International agency Fitch Ratings has confirmed as “stable” the credit rating of A + awarded to Malta last August – the first time it has upgraded our country in a decade.
In their report, Fitch Ratings predict that Malta will end last year with a growth of 7% as opposed to its forecast of six months earlier of just over 4%. This upward revision reflects the country’s better than expected performance in the balance of international payments.
For this year Fitch Ratings predicts 5.9% growth for the country, almost double the growth observed in other countries with a similar rating. In their previous report, Fitch Ratings were predicting a 3.7% growth in 2018.
The upward revision in the forecast is due to several factors. Among others the Fitch Ratings report states that ” domestic demand will remain strong with declining unemployment and increase in wages pushing up private consumption “, while exports, especially services, are expected to continue to gather momentum.
Fitch Ratings predicts that the Government is expected to have a surplus in public finances higher than forecast in the last Budget. The report says that “the fiscal surplus is likely to outperform the government’s initial target of 0.6% of GDP in 2017 and is now estimated at 2% of GDP “. It is expected that this year our country will have a surplus of 1.5% of national wealth, compared with a 1.8% deficit in countries with a rating similar to that of Malta.

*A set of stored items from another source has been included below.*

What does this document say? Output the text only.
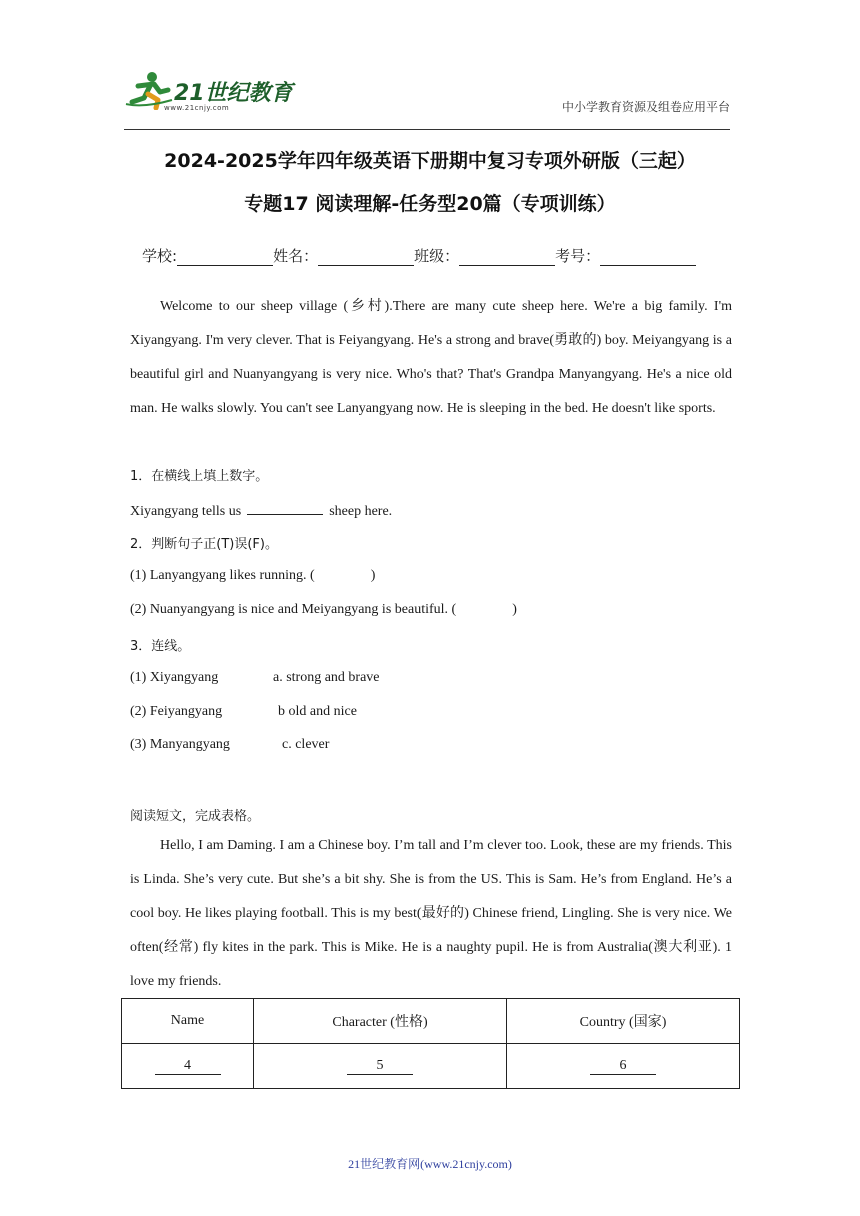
21世纪教育
www.21cnjy.com	中小学教育资源及组卷应用平台
2024-2025学年四年级英语下册期中复习专项外研版（三起）
专题17 阅读理解-任务型20篇（专项训练）
学校:	姓名：	班级：	考号：
Welcome to our sheep village (乡村).There are many cute sheep here. We're a big family. I'm Xiyangyang. I'm very clever. That is Feiyangyang. He's a strong and brave(勇敢的) boy. Meiyangyang is a beautiful girl and Nuanyangyang is very nice. Who's that? That's Grandpa Manyangyang. He's a nice old man. He walks slowly. You can't see Lanyangyang now. He is sleeping in the bed. He doesn't like sports.
1．在横线上填上数字。
Xiyangyang tells us	sheep here.
2．判断句子正(T)误(F)。
(1) Lanyangyang likes running. (	)
(2) Nuanyangyang is nice and Meiyangyang is beautiful. (	)
3．连线。
(1) Xiyangyang	a. strong and brave
(2) Feiyangyang	b old and nice
(3) Manyangyang	c. clever
阅读短文，完成表格。
Hello, I am Daming. I am a Chinese boy. I’m tall and I’m clever too. Look, these are my friends. This is Linda. She’s very cute. But she’s a bit shy. She is from the US. This is Sam. He’s from England. He’s a cool boy. He likes playing football. This is my best(最好的) Chinese friend, Lingling. She is very nice. We often(经常) fly kites in the park. This is Mike. He is a naughty pupil. He is from Australia(澳大利亚). 1 love my friends.
Name	Character (性格)	Country (国家)
4	5	6
21世纪教育网(www.21cnjy.com)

Fitch Ratings also said that improvement in public finances is due to structural changes. Among others mentioned, it states that the social cost is under control while “savings from ongoing comprehensive spending reviews ” were made. Therefore, the national debt is “on a firm downward trajectory supported by high nominal GDP growth and ongoing expected fiscal surpluses“, so that by 2019 it is expected to fall to 45% of the national wealth, compared to the average of 47.5% in countries with similar rating to Malta.
This positive report by Fitch Ratings shows that not only our country has achieved a higher rating than it had in previous years, but now has economic and financial results which are significantly better than those of countries with the same rating. This should lead to more interest from foreign investors resulting in a stronger economy.